俺はよくいるタイプの無宗教なオッサンなので、これを聞いても宗教への冒涜だなんて全然思わないし、最近のなんでもかんでもアンタッチャブルにしちゃおうっていう流れのほうが「ひとつの宗教に信心を示す=洗脳されている」みたいな無茶な決め付けに近づけてしまうようで嫌いなんです。でもこの曲でアーメンを出す必要があったのかな、とは思います。

だって……古いんだもん! アーメンて! 圧倒的に昭和! この曲の主人公の女の子が自分の恋愛に絶望するようなことがあっても、祈るような気持ちでアーメンとつぶやくこたぁないんじゃないか。あったとしてもその子は女の子って言うか昭和生まれだろ、って気がするんですよね。スマイレージちゃんにアーメンて歌わせるところは物凄く物凄い大事件なんですけども、それにしたって何の意味が、と思わず突っ込みたくなります。

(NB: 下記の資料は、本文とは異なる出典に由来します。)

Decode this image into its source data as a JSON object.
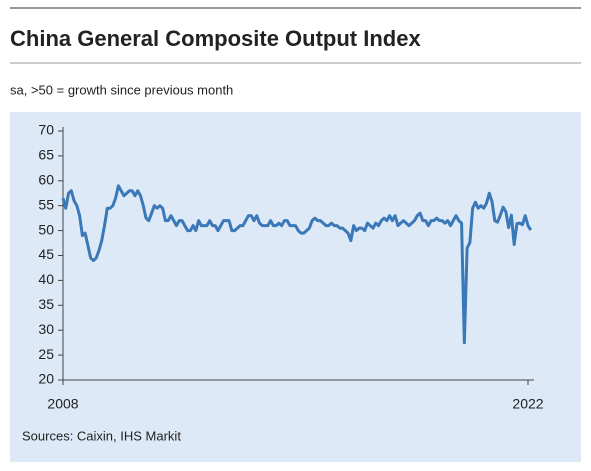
{
  "chart_data": {
    "type": "line",
    "title": "China General Composite Output Index",
    "subtitle": "sa, >50 = growth since previous month",
    "source": "Sources: Caixin, IHS Markit",
    "categories": [
      "2008",
      null,
      null,
      null,
      null,
      null,
      null,
      null,
      null,
      null,
      null,
      null,
      null,
      null,
      null,
      null,
      null,
      null,
      null,
      null,
      null,
      null,
      null,
      null,
      null,
      null,
      null,
      null,
      null,
      null,
      null,
      null,
      null,
      null,
      null,
      null,
      null,
      null,
      null,
      null,
      null,
      null,
      null,
      null,
      null,
      null,
      null,
      null,
      null,
      null,
      null,
      null,
      null,
      null,
      null,
      null,
      null,
      null,
      null,
      null,
      null,
      null,
      null,
      null,
      null,
      null,
      null,
      null,
      null,
      null,
      null,
      null,
      null,
      null,
      null,
      null,
      null,
      null,
      null,
      null,
      null,
      null,
      null,
      null,
      null,
      null,
      null,
      null,
      null,
      null,
      null,
      null,
      null,
      null,
      null,
      null,
      null,
      null,
      null,
      null,
      null,
      null,
      null,
      null,
      null,
      null,
      null,
      null,
      null,
      null,
      null,
      null,
      null,
      null,
      null,
      null,
      null,
      null,
      null,
      null,
      null,
      null,
      null,
      null,
      null,
      null,
      null,
      null,
      null,
      null,
      null,
      null,
      null,
      null,
      null,
      null,
      null,
      null,
      null,
      null,
      null,
      null,
      null,
      null,
      null,
      null,
      null,
      null,
      null,
      null,
      null,
      null,
      null,
      null,
      null,
      null,
      null,
      null,
      null,
      null,
      null,
      null,
      null,
      null,
      null,
      null,
      null,
      null,
      "2022",
      null
    ],
    "series": [
      {
        "name": "China General Composite Output Index",
        "color": "#3a78b8",
        "values": [
          56.5,
          54.5,
          57.5,
          58,
          56,
          55,
          53,
          49,
          49.5,
          47,
          44.5,
          44,
          44.5,
          46,
          48,
          51,
          54.5,
          54.5,
          55,
          56.5,
          59,
          58,
          57,
          57.5,
          58,
          58,
          57,
          58,
          57,
          55,
          52.5,
          52,
          53.5,
          55,
          54.5,
          55,
          54.5,
          52,
          52,
          53,
          52,
          51,
          52,
          52,
          51,
          50,
          50,
          51,
          50,
          52,
          51,
          51,
          51,
          52,
          51,
          51,
          50,
          51,
          52,
          52,
          52,
          50,
          50,
          50.5,
          51,
          51,
          52,
          53,
          53,
          52,
          53,
          51.5,
          51,
          51,
          51,
          52,
          51,
          51,
          51.5,
          51,
          52,
          52,
          51,
          51,
          51,
          50,
          49.5,
          49.5,
          50,
          50.5,
          52,
          52.5,
          52,
          52,
          51.5,
          51,
          51,
          51.5,
          51,
          51,
          50.5,
          50.5,
          50,
          49.5,
          48,
          51,
          50,
          50.5,
          50.5,
          50,
          51.5,
          51,
          50.5,
          51.5,
          51,
          52,
          52.5,
          52,
          53,
          52,
          53,
          51,
          51.5,
          52,
          51.5,
          51,
          51.5,
          52,
          53,
          53.5,
          52,
          52,
          51,
          52,
          52,
          52.5,
          52,
          52,
          51.5,
          52,
          51,
          52,
          53,
          52,
          51.5,
          27.5,
          46.5,
          47.6,
          54.5,
          55.7,
          54.5,
          55,
          54.5,
          55.5,
          57.5,
          55.8,
          52,
          51.7,
          53.1,
          54.7,
          53.8,
          50.6,
          53.1,
          47.2,
          51.4,
          51.5,
          51.2,
          53,
          51,
          50.1
        ]
      }
    ],
    "ylim": [
      20,
      70
    ],
    "yticks": [
      20,
      25,
      30,
      35,
      40,
      45,
      50,
      55,
      60,
      65,
      70
    ]
  }
}
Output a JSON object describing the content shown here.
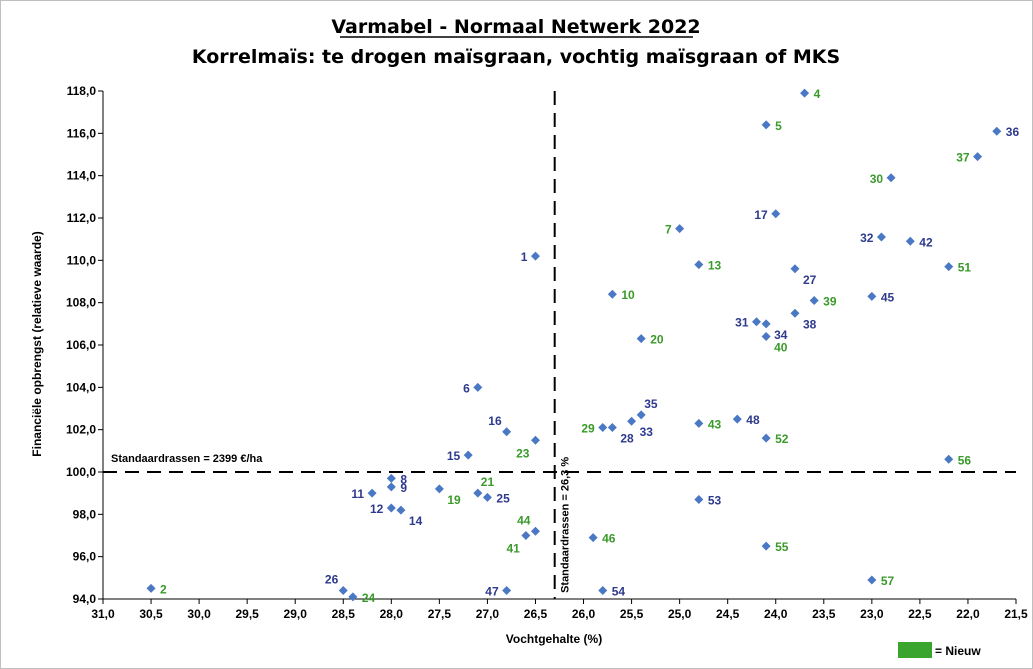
{
  "colors": {
    "old": "#2e3a8c",
    "new": "#3a9a2a",
    "marker": "#4a78c4",
    "legend_box": "#3aa52e",
    "legend_text": "#3aa52e"
  },
  "chart_data": {
    "type": "scatter",
    "title": "Varmabel - Normaal Netwerk 2022",
    "subtitle": "Korrelmaïs: te drogen maïsgraan, vochtig maïsgraan of MKS",
    "xlabel": "Vochtgehalte (%)",
    "ylabel": "Financiële opbrengst (relatieve waarde)",
    "x_reversed": true,
    "xlim": [
      31.0,
      21.5
    ],
    "ylim": [
      94.0,
      118.0
    ],
    "x_ticks": [
      "31,0",
      "30,5",
      "30,0",
      "29,5",
      "29,0",
      "28,5",
      "28,0",
      "27,5",
      "27,0",
      "26,5",
      "26,0",
      "25,5",
      "25,0",
      "24,5",
      "24,0",
      "23,5",
      "23,0",
      "22,5",
      "22,0",
      "21,5"
    ],
    "y_ticks": [
      "94,0",
      "96,0",
      "98,0",
      "100,0",
      "102,0",
      "104,0",
      "106,0",
      "108,0",
      "110,0",
      "112,0",
      "114,0",
      "116,0",
      "118,0"
    ],
    "x_tick_values": [
      31.0,
      30.5,
      30.0,
      29.5,
      29.0,
      28.5,
      28.0,
      27.5,
      27.0,
      26.5,
      26.0,
      25.5,
      25.0,
      24.5,
      24.0,
      23.5,
      23.0,
      22.5,
      22.0,
      21.5
    ],
    "y_tick_values": [
      94,
      96,
      98,
      100,
      102,
      104,
      106,
      108,
      110,
      112,
      114,
      116,
      118
    ],
    "grid": false,
    "ref_lines": [
      {
        "orientation": "horizontal",
        "value": 100.0,
        "label": "Standaardrassen = 2399 €/ha"
      },
      {
        "orientation": "vertical",
        "value": 26.3,
        "label": "Standaardrassen = 26,3 %"
      }
    ],
    "legend": {
      "label": "= Nieuw",
      "position": "bottom-right"
    },
    "points": [
      {
        "label": "1",
        "x": 26.5,
        "y": 110.2,
        "new": false,
        "pos": "left"
      },
      {
        "label": "2",
        "x": 30.5,
        "y": 94.5,
        "new": true,
        "pos": "right"
      },
      {
        "label": "4",
        "x": 23.7,
        "y": 117.9,
        "new": true,
        "pos": "right"
      },
      {
        "label": "5",
        "x": 24.1,
        "y": 116.4,
        "new": true,
        "pos": "right"
      },
      {
        "label": "6",
        "x": 27.1,
        "y": 104.0,
        "new": false,
        "pos": "left"
      },
      {
        "label": "7",
        "x": 25.0,
        "y": 111.5,
        "new": true,
        "pos": "left"
      },
      {
        "label": "8",
        "x": 28.0,
        "y": 99.7,
        "new": false,
        "pos": "right"
      },
      {
        "label": "9",
        "x": 28.0,
        "y": 99.3,
        "new": false,
        "pos": "right"
      },
      {
        "label": "10",
        "x": 25.7,
        "y": 108.4,
        "new": true,
        "pos": "right"
      },
      {
        "label": "11",
        "x": 28.2,
        "y": 99.0,
        "new": false,
        "pos": "left"
      },
      {
        "label": "12",
        "x": 28.0,
        "y": 98.3,
        "new": false,
        "pos": "left"
      },
      {
        "label": "13",
        "x": 24.8,
        "y": 109.8,
        "new": true,
        "pos": "right"
      },
      {
        "label": "14",
        "x": 27.9,
        "y": 98.2,
        "new": false,
        "pos": "below-right"
      },
      {
        "label": "15",
        "x": 27.2,
        "y": 100.8,
        "new": false,
        "pos": "left"
      },
      {
        "label": "16",
        "x": 26.8,
        "y": 101.9,
        "new": false,
        "pos": "above-left"
      },
      {
        "label": "17",
        "x": 24.0,
        "y": 112.2,
        "new": false,
        "pos": "left"
      },
      {
        "label": "19",
        "x": 27.5,
        "y": 99.2,
        "new": true,
        "pos": "below-right"
      },
      {
        "label": "20",
        "x": 25.4,
        "y": 106.3,
        "new": true,
        "pos": "right"
      },
      {
        "label": "21",
        "x": 27.1,
        "y": 99.0,
        "new": true,
        "pos": "above-right"
      },
      {
        "label": "23",
        "x": 26.5,
        "y": 101.5,
        "new": true,
        "pos": "below-left"
      },
      {
        "label": "24",
        "x": 28.4,
        "y": 94.1,
        "new": true,
        "pos": "right"
      },
      {
        "label": "25",
        "x": 27.0,
        "y": 98.8,
        "new": false,
        "pos": "right"
      },
      {
        "label": "26",
        "x": 28.5,
        "y": 94.4,
        "new": false,
        "pos": "above-left"
      },
      {
        "label": "27",
        "x": 23.8,
        "y": 109.6,
        "new": false,
        "pos": "below-right"
      },
      {
        "label": "28",
        "x": 25.7,
        "y": 102.1,
        "new": false,
        "pos": "below-right"
      },
      {
        "label": "29",
        "x": 25.8,
        "y": 102.1,
        "new": true,
        "pos": "left"
      },
      {
        "label": "30",
        "x": 22.8,
        "y": 113.9,
        "new": true,
        "pos": "left"
      },
      {
        "label": "31",
        "x": 24.2,
        "y": 107.1,
        "new": false,
        "pos": "left"
      },
      {
        "label": "32",
        "x": 22.9,
        "y": 111.1,
        "new": false,
        "pos": "left"
      },
      {
        "label": "33",
        "x": 25.5,
        "y": 102.4,
        "new": false,
        "pos": "below-right"
      },
      {
        "label": "34",
        "x": 24.1,
        "y": 107.0,
        "new": false,
        "pos": "below-right"
      },
      {
        "label": "35",
        "x": 25.4,
        "y": 102.7,
        "new": false,
        "pos": "above-right"
      },
      {
        "label": "36",
        "x": 21.7,
        "y": 116.1,
        "new": false,
        "pos": "right"
      },
      {
        "label": "37",
        "x": 21.9,
        "y": 114.9,
        "new": true,
        "pos": "left"
      },
      {
        "label": "38",
        "x": 23.8,
        "y": 107.5,
        "new": false,
        "pos": "below-right"
      },
      {
        "label": "39",
        "x": 23.6,
        "y": 108.1,
        "new": true,
        "pos": "right"
      },
      {
        "label": "40",
        "x": 24.1,
        "y": 106.4,
        "new": true,
        "pos": "below-right"
      },
      {
        "label": "41",
        "x": 26.6,
        "y": 97.0,
        "new": true,
        "pos": "below-left"
      },
      {
        "label": "42",
        "x": 22.6,
        "y": 110.9,
        "new": false,
        "pos": "right"
      },
      {
        "label": "43",
        "x": 24.8,
        "y": 102.3,
        "new": true,
        "pos": "right"
      },
      {
        "label": "44",
        "x": 26.5,
        "y": 97.2,
        "new": true,
        "pos": "above-left"
      },
      {
        "label": "45",
        "x": 23.0,
        "y": 108.3,
        "new": false,
        "pos": "right"
      },
      {
        "label": "46",
        "x": 25.9,
        "y": 96.9,
        "new": true,
        "pos": "right"
      },
      {
        "label": "47",
        "x": 26.8,
        "y": 94.4,
        "new": false,
        "pos": "left"
      },
      {
        "label": "48",
        "x": 24.4,
        "y": 102.5,
        "new": false,
        "pos": "right"
      },
      {
        "label": "51",
        "x": 22.2,
        "y": 109.7,
        "new": true,
        "pos": "right"
      },
      {
        "label": "52",
        "x": 24.1,
        "y": 101.6,
        "new": true,
        "pos": "right"
      },
      {
        "label": "53",
        "x": 24.8,
        "y": 98.7,
        "new": false,
        "pos": "right"
      },
      {
        "label": "54",
        "x": 25.8,
        "y": 94.4,
        "new": false,
        "pos": "right"
      },
      {
        "label": "55",
        "x": 24.1,
        "y": 96.5,
        "new": true,
        "pos": "right"
      },
      {
        "label": "56",
        "x": 22.2,
        "y": 100.6,
        "new": true,
        "pos": "right"
      },
      {
        "label": "57",
        "x": 23.0,
        "y": 94.9,
        "new": true,
        "pos": "right"
      }
    ]
  }
}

でもまあ、これはつんく♂が、あまり宗教的な世界に肩入れせずに、昔の映画に出てきた祈りのシーンのオマージュ的にアーメン使ったらおもろいやろ、時代錯誤で、ぐらいの軽さで使ってきたんだとするとちょっと安心しちゃいますね。ほら、お米やら有機野菜やらにこだわったのが宗教の影響なんじゃないかとか、2011年の曲の歌詞が宗教の影響なんじゃないかとか、勘ぐる声もあったような気がするから。つんく♂はその辺ニュートラルというか、深く考えないでキリスト教のアーメンを使えちゃう軽さを持ち合わせてるってことの証拠のように感じちゃいました、っていう話でした。

……軽く使ってくれてて良かった、みたいな締めになっちゃいましたがホント俺も冒涜してるつもりはないので……。すみません。